Lavoro, a maggio calo dell'occupazione. Ma il bilancio resta positivo su base annua
Entrando nel dettaglio, la riduzione degli occupati ha riguardato uomini e donne e ha interessato tutte le classi d'età, con l'unica eccezione degli over 50, tra i quali il numero degli occupati ha continuato ad aumentare. A livello di posizione professionale, il calo, come anticipato, è stato interamente riconducibile ai dipendenti a termine, scesi a 2 milioni e 388mila, mentre i dipendenti permanenti sono saliti a 16 milioni e 588mila e gli autonomi a 5 milioni e 360mila. Anche il numero delle persone in cerca di lavoro è diminuito, con una flessione di 22mila unità rispetto ad aprile (-1,7%). La riduzione ha riguardato soprattutto le donne, i giovani tra i 15 e i 24 anni e gli over 50, mentre tra i 25-34enni e i 35-49enni i disoccupati sono aumentati. Tra gli uomini, invece, la situazione è rimasta sostanzialmente stabile. Il tasso di disoccupazione è così sceso al 5,0%, mentre quello giovanile è calato al 15,1%. Parallelamente è cresciuto il numero degli inattivi tra i 15 e i 64 anni, aumentati di 59mila unità (+0,5%). L'incremento ha interessato entrambi i sessi e quasi tutte le fasce d'età, a eccezione dei 25-34enni, tra i quali si è registrata una diminuzione. Di conseguenza il tasso di inattività è salito al 33,6%.

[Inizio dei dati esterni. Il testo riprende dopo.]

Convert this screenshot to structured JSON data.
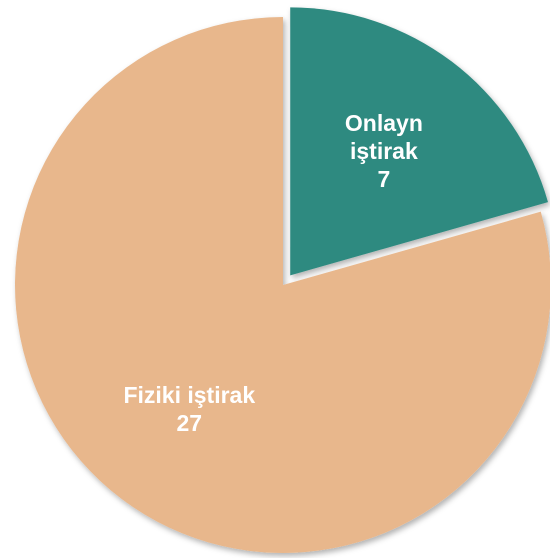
{
  "chart_data": {
    "type": "pie",
    "categories": [
      "Onlayn iştirak",
      "Fiziki iştirak"
    ],
    "values": [
      7,
      27
    ],
    "colors": [
      "#2f8a80",
      "#e8b78c"
    ]
  }
}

Lo sguardo sul trimestre ha comunque confermato un andamento più favorevole. Nel confronto tra marzo-maggio 2026 e dicembre 2025-febbraio 2026 gli occupati sono aumentati di 119mila unità (+0,5%), mentre sono diminuite sia le persone in cerca di lavoro (-68mila, pari al 5,0%) sia gli inattivi tra i 15 e i 64 anni (-38mila, pari allo 0,3%). Anche il confronto con maggio 2025 ha evidenziato una crescita dell'occupazione. In un anno gli occupati sono infatti aumentati di 228mila unità (+0,9%), grazie alla crescita dei dipendenti permanenti (+275mila) e dei lavoratori autonomi (+198mila), a fronte della diminuzione dei dipendenti a termine (-244mila). L'incremento ha interessato uomini e donne, i lavoratori tra i 25 e i 34 anni e quelli con almeno 50 anni, mentre si è registrata una flessione tra i 15-24enni e nella fascia 35-49 anni. Su base annua il tasso di occupazione è aumentato di 0,4 punti percentuali. Nello stesso periodo sono diminuite anche le persone in cerca di lavoro, in calo di 399mila unità (-23,8%), mentre sono aumentati gli inattivi tra i 15 e i 64 anni, cresciuti di 190mila unità (+1,5%).